Said Kari Kilroy, who lives on Ruxton Avenue: "I never dreamed I would be begging my public officials to not let drugs in my town."
Two of the commenters who opposed retail pot stores even asked those who agreed with them in the crowd of about 200 people to stand up. More than half of the standing-room-only group rose to its feet and cheered loudly.
The tone was very different from a similar work session held in early August. At that meeting, the speakers were virtually split down the middle in their opinions on the subject. By mid-August, council voted to delay its decision until the end of 2013.
A couple of supporters for what Manitou officials have called Retail Marijuana Enterprise spoke in the first 30 minutes of comments that began shortly before 9 p.m.
"I don't see any problem with people smoking pot," said Michael Burgess, who added that he felt outnumbered.
Burgess and Sally Fitzgerald agreed children should not have access to marijuana, but said pot revenues would be good for Manitou.
The meeting came a week after Manitou residents voted in favor of taxing retail pot sales if approved.

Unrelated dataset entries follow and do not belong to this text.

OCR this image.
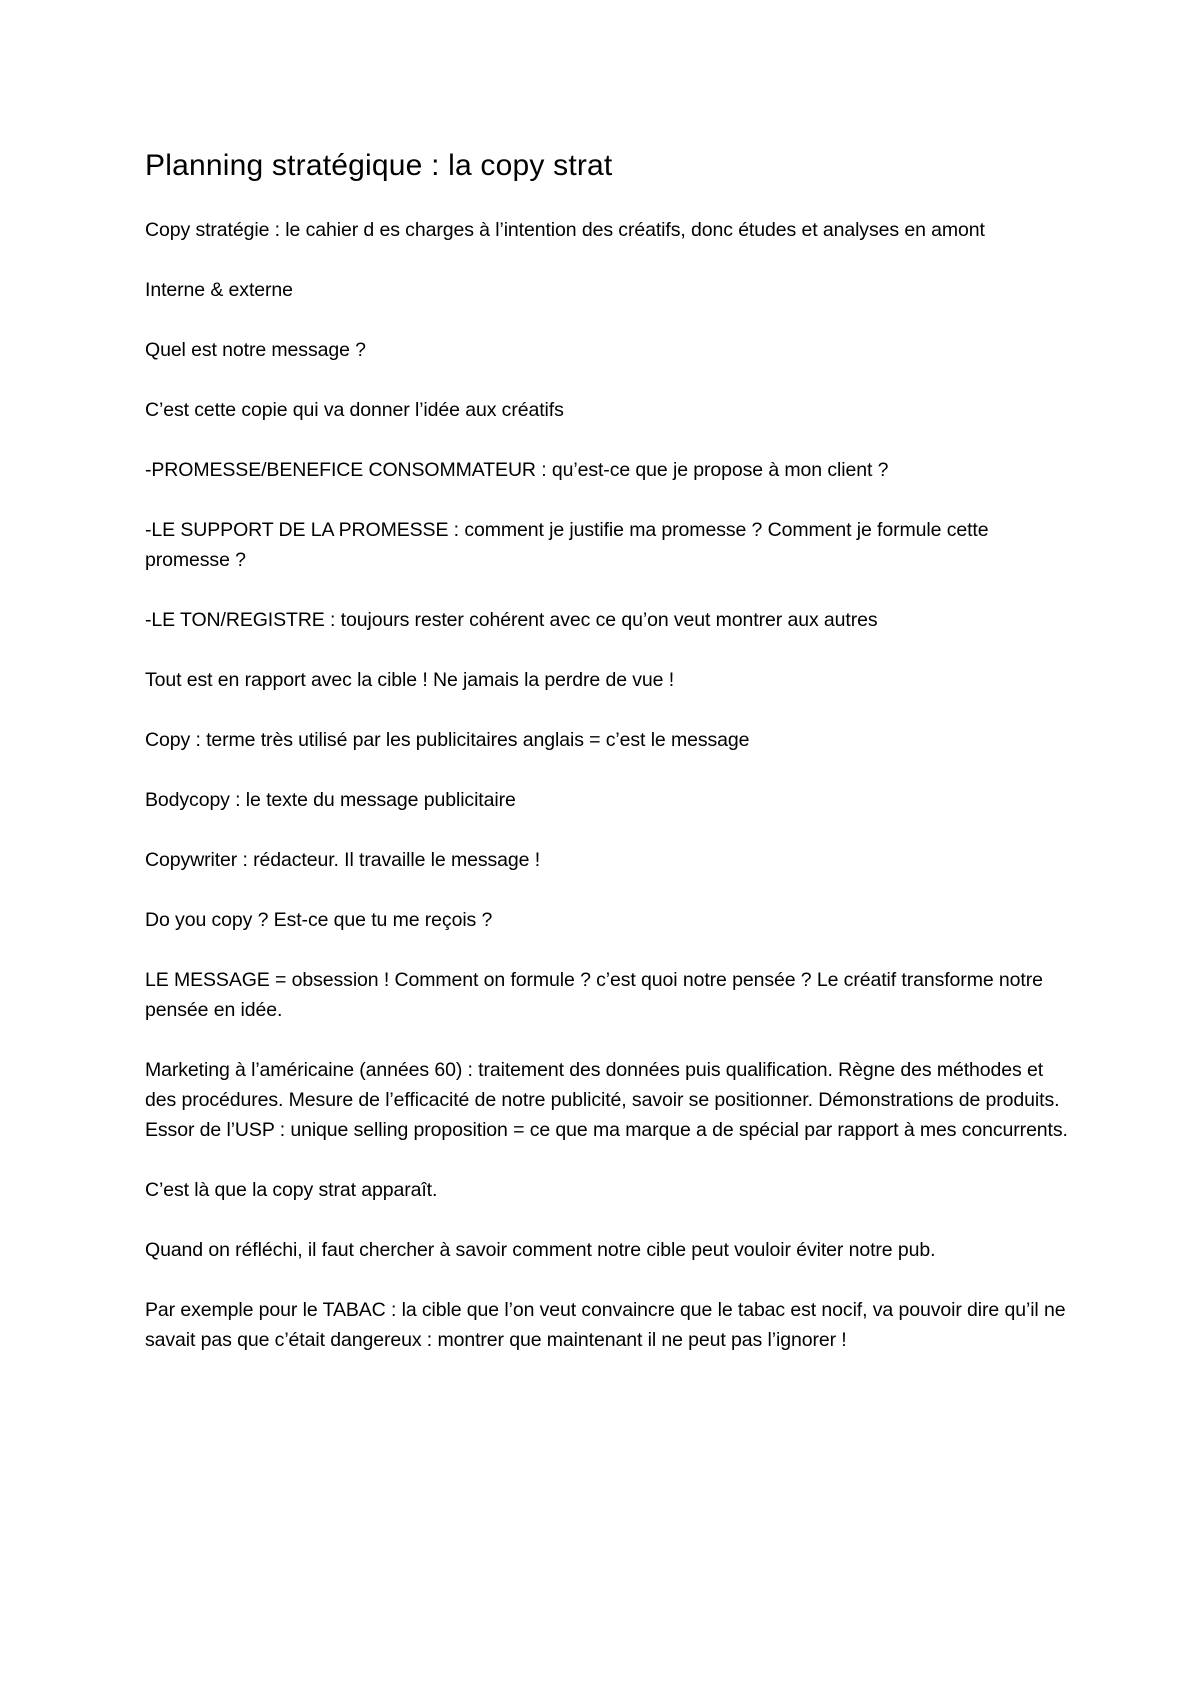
Planning stratégique : la copy strat

Copy stratégie : le cahier d es charges à l’intention des créatifs, donc études et analyses en amont

Interne & externe

Quel est notre message ?

C’est cette copie qui va donner l’idée aux créatifs

-PROMESSE/BENEFICE CONSOMMATEUR : qu’est-ce que je propose à mon client ?

-LE SUPPORT DE LA PROMESSE : comment je justifie ma promesse ? Comment je formule cette promesse ?

-LE TON/REGISTRE : toujours rester cohérent avec ce qu’on veut montrer aux autres

Tout est en rapport avec la cible ! Ne jamais la perdre de vue !

Copy : terme très utilisé par les publicitaires anglais = c’est le message

Bodycopy : le texte du message publicitaire

Copywriter : rédacteur. Il travaille le message !

Do you copy ? Est-ce que tu me reçois ?

LE MESSAGE = obsession ! Comment on formule ? c’est quoi notre pensée ? Le créatif transforme notre pensée en idée.

Marketing à l’américaine (années 60) : traitement des données puis qualification. Règne des méthodes et des procédures. Mesure de l’efficacité de notre publicité, savoir se positionner. Démonstrations de produits. Essor de l’USP : unique selling proposition = ce que ma marque a de spécial par rapport à mes concurrents.

C’est là que la copy strat apparaît.

Quand on réfléchi, il faut chercher à savoir comment notre cible peut vouloir éviter notre pub.

Par exemple pour le TABAC : la cible que l’on veut convaincre que le tabac est nocif, va pouvoir dire qu’il ne savait pas que c’était dangereux : montrer que maintenant il ne peut pas l’ignorer !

Mayor Marc Snyder said council has a lot to iron out before a formal vote will be cast regarding recreation marijuana sales. The mayor stressed that Manitou Springs officials need to establish solid procedures and regulations for licensing and taxation before any official decision is made.
The only other El Paso County town considering the industry is Palmer Lake, which will take the issue to the polls in its April election.
Denver and some other cities to the north, along with Pueblo County to the south, have already decided to allow retail recreational marijuana stores.